Kostya Tszyu finished his session, removed his boot and poured out enough sweat to fill a Coke can.
It was December 1997 and just days until his date with Ismael Chaves in Townsville, a fight that he would win to propel the Australian boxing great's career forward another eight years.
"He was a big sweater and Townsville in December, it was so humid," Tszyu's manager Glen Jennings told AAP.
"It was a generation ago, that fight, but the memories are vivid."

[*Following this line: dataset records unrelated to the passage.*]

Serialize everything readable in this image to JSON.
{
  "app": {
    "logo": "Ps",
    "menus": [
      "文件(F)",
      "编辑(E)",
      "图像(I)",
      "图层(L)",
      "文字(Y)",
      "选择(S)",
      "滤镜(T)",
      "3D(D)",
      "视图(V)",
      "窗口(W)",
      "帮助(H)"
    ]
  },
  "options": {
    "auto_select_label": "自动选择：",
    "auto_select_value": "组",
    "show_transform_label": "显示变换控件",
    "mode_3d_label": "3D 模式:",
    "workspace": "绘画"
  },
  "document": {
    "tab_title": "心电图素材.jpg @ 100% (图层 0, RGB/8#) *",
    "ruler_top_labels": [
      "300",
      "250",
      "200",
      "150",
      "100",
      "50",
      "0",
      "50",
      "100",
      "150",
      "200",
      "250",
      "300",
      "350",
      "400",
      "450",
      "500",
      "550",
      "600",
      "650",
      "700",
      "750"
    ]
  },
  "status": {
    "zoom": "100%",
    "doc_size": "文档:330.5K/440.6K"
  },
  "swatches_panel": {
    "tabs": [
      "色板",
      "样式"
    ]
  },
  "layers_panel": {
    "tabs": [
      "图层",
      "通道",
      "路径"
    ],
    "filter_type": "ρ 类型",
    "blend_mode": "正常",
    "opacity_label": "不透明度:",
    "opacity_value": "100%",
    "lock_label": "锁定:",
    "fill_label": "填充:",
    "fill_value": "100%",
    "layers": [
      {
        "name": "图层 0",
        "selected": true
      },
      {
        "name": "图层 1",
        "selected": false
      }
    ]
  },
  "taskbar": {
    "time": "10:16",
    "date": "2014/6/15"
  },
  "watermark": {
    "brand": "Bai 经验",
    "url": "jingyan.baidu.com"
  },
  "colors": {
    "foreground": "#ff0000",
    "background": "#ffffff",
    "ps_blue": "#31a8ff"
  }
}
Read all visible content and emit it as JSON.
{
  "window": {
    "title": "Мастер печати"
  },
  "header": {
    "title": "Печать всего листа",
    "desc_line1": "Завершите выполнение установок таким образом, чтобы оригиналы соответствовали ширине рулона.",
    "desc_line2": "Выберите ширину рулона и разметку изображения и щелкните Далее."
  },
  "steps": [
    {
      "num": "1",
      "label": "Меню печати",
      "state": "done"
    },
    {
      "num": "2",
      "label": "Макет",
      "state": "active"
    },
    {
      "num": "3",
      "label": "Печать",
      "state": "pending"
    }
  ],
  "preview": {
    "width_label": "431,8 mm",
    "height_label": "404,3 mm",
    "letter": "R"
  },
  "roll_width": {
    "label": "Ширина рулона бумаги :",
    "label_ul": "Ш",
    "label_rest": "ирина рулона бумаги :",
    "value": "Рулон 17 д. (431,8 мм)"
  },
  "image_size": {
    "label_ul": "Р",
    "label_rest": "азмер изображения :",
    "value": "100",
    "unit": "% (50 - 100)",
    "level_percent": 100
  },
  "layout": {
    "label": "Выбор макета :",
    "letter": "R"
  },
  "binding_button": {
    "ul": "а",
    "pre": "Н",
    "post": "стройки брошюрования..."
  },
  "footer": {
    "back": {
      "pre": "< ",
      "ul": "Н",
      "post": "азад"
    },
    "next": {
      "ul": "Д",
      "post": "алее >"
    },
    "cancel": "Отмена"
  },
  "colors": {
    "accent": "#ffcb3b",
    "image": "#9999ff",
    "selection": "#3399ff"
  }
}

Twenty-three years later Kostya has moved back to Russia but Jennings again finds himself in Townsville with Tszyu's son Tim, sweating in the same Bad Boys gym his father took over in '97.
The Australian super welterweight champion, now 25, is a warm favourite and unbeaten in 15 fights but faces his biggest test against former WBO welterweight champion Jeff Horn.
"It's a bit of a time capsule, back in the same gym and it's the same as it was - the same posters are still on the walls - and Tim gets to walk in and feel that same presence Kostya had 23 years ago," Jennings said.
The familiarity doesn't end there.
The manager is struck by how similarly his man deals with the sideshows that come in the buildup to feature fights like this one.
There has been bickering over the date, amount of rounds to be contested, accommodation details, who walks out second and even claims of a judge bias.
Tszyu's answer to all those issues outside the ring has usually been "I couldn't care less".
"He's like his father, so focused," Jennings said.
"We get a little bit of criticism because we don't really engage in the trash talking, but when you have a talented fighter nothing matters apart from what happens in the ring."
Coming off a loss to Vince Phillips in Atlantic City, Kostya Tszyu swept by Argentine Chaves at Townsville's Stockland Stadium and was undefeated in 12 more fights until his final bout against Ricky Hatton in 2005.
"Remember he was a champ for 10 years ... that's a lot of fights and opponents who all had an angle," Jennings said.
"We've seen it all at the highest level, so this sort of banter is like a walk in the park.
"Back in the day with Kostya there was very little said, at the press conferences he'd sit there with his Oakleys on and say 'I'll see you Saturday night'.
"He'd come into America, whack them and they'd say 'who the f*** is this guy?'
"The mudslinging from guys like Zab Judah and Sharmba Mitchell ... people forget we've been through it to the highest levels so that stuff that they were trying to put out, we were giggling.
"It's like Seinfeld up there (in their camp), they must sit around a table in the morning and think 'what can we come up with today?'"
Tszyu can't wait to fight but Horn's team is convinced he should have been more patient and added to his 15-0 record before challenging the former world champion.
Horn's famous upset of Manny Pacquiao and brutal knockdown of Anthony Mundine both came at Suncorp Stadium in front of bigger audiences than Tszyu has ever known.
"Take nothing way from Tim Tszyu, he's an exciting young fighter with a great record," Horn's trainer Glenn Rushton said.
"But we must remember that Tim is not Kostya Tszyu.
"Nor is he (Chinese general and philosopher) Sun Tzu, and when it comes down to the art of war do you want to take a guy into battle that's just won two wars and proved himself, or do you want to take a guy that's just out of boot camp?
"We know Jeff can do it - the big question mark is, can Tim do it?
"That's what we're going to find out and we'll find out who's who in the zoo on Wednesday night."
The ultra-confident Tszyu thinks he's ready though, and Jennings agrees.
"Tim has to step up, sooner or later you've got to," he said.
"Do we just let him flounder and fight guys of lesser quality? We're not going to do that.
"It's going to be a great challenge and wonderful to watch two quality Australians going at it - boxing in this country hasn't had one of these for a while."